Die anonymen Briefkästen teilt Schraven in zwei Kategorien ein. Mit dem einen „fischt man ziellos“ – wie etwa jener, den er für die WAZ aufgebaut hat. „Bei dem bekommt man Geschichten aus allen Ebenen – Stadtteilgeschichten bis hin zu großen Geschichten.“ Beim „Zielfischen“ wird ein bestimmtes Thema vorgegeben, wie zum Beispiel die Website Doping im Fußball. „Bei der Seite haben wir etwas getrickst, so dass – wenn man in Deutschland bei Google den Suchbegriff „Fußball und Doping“ eingibt – immer unsere Seite als erste kommt,“ erzählt Schraven. Das hat sich bewährt: Mittlerweile verteilen sich die Informanten auf ganz Europa.

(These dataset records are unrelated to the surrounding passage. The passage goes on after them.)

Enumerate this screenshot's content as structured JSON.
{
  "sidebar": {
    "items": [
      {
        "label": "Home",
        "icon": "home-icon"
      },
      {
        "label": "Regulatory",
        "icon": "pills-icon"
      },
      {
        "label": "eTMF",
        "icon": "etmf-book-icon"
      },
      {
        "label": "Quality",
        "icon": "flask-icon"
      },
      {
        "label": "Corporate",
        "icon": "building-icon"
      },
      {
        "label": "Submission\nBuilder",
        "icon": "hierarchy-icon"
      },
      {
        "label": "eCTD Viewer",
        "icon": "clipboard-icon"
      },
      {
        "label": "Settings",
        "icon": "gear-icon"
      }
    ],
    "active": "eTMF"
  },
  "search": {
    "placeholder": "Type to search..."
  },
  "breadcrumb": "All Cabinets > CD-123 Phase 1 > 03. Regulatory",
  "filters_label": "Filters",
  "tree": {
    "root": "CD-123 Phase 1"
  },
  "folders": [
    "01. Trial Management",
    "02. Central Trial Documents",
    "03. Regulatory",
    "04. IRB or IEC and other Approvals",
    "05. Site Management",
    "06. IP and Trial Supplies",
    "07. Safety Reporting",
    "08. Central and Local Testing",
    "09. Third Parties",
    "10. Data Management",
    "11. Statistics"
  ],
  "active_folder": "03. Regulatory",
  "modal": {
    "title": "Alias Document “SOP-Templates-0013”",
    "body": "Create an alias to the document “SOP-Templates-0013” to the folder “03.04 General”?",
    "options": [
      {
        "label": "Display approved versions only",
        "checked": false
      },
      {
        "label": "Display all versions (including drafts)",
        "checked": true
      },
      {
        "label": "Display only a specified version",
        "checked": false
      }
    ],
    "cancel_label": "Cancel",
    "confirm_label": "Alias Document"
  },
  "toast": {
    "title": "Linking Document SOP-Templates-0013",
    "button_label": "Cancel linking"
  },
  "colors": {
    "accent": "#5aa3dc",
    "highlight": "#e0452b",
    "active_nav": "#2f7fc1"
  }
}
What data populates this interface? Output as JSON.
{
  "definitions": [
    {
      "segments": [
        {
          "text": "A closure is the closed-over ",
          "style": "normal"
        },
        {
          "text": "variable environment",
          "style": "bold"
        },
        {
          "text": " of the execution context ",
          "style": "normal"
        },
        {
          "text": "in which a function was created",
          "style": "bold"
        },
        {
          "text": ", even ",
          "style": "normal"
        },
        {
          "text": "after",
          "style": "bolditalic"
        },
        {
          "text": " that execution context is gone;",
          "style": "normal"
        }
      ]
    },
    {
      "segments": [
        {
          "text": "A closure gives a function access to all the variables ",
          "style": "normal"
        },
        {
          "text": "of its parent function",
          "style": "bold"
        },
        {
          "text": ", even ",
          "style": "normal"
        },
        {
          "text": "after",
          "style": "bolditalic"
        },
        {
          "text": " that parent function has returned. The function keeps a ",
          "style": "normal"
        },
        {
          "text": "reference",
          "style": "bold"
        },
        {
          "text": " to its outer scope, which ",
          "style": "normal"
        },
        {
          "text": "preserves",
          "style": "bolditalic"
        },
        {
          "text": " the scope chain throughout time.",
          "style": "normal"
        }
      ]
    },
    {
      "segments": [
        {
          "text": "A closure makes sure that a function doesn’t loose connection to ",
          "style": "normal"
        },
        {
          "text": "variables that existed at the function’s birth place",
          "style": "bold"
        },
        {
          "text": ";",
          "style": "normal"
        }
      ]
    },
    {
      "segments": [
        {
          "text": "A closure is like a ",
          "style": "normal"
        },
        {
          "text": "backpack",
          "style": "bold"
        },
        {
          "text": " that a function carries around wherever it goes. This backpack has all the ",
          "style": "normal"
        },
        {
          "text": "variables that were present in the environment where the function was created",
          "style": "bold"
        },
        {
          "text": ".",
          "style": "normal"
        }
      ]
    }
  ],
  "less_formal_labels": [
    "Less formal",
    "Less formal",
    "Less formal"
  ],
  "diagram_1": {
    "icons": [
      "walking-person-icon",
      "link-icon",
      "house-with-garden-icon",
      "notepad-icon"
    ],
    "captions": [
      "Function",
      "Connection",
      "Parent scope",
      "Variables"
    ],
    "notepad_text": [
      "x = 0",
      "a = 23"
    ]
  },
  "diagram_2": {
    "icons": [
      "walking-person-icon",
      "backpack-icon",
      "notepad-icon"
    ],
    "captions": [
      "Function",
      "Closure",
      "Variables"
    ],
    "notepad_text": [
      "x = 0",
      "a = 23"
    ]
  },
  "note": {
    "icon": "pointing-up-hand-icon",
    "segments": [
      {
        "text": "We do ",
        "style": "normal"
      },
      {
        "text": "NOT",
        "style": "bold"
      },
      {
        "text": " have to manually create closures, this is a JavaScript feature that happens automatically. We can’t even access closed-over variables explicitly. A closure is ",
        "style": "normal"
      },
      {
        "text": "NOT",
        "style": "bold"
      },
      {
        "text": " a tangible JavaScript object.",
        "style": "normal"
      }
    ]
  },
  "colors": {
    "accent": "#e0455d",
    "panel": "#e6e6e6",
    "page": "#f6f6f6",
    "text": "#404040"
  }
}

„Es ist nie einfach nur ein Briefkasten, sondern ein Rechercheinstrument.“ Ein Rechercheinstrument, das man laut Schraven ständig pflegen und auch befüllen muss, um beispielsweise zögernde Informanten zu überzeugen. „Man muss die Leute heiß drauf machen, dass sie mit einem reden.“ Und ihnen natürlich den besten Schutz wie möglich bieten: „Ich verschleiere meine Quellen, häufig sogar die Herkunft der Quellen“, sagt Schraven. Die Menschen vor sich selbst schützen, könne er aber nicht, wie etwa einen Informanten, der sich nach der Veröffentlichung einer Geschichte über die Absprachen von Stahlmagnaten selbst der Polizei stellte.

Fearless Schraven

Bedroht wurde Schraven trotz seiner heißen Geschichten wie etwa über die Mafianetzwerke noch nicht. „Wir leben ja immer noch in Deutschland.“ Brenzlig wurde es nur, als er im Neonazi-Milieu recherchierte. „Da bekam ich mal einen Drohbrief nach Hause geschickt, womit sie zeigen wollten, das sie wissen, wo ich wohne. Ich weiß aber auch, wo die wohnen“, grinst er. Die Neonazi-Geschichte soll im Herbst erscheinen.

Über den Umgang mit Informanten hat netzwerk recherche ein Handbuch herausgegeben.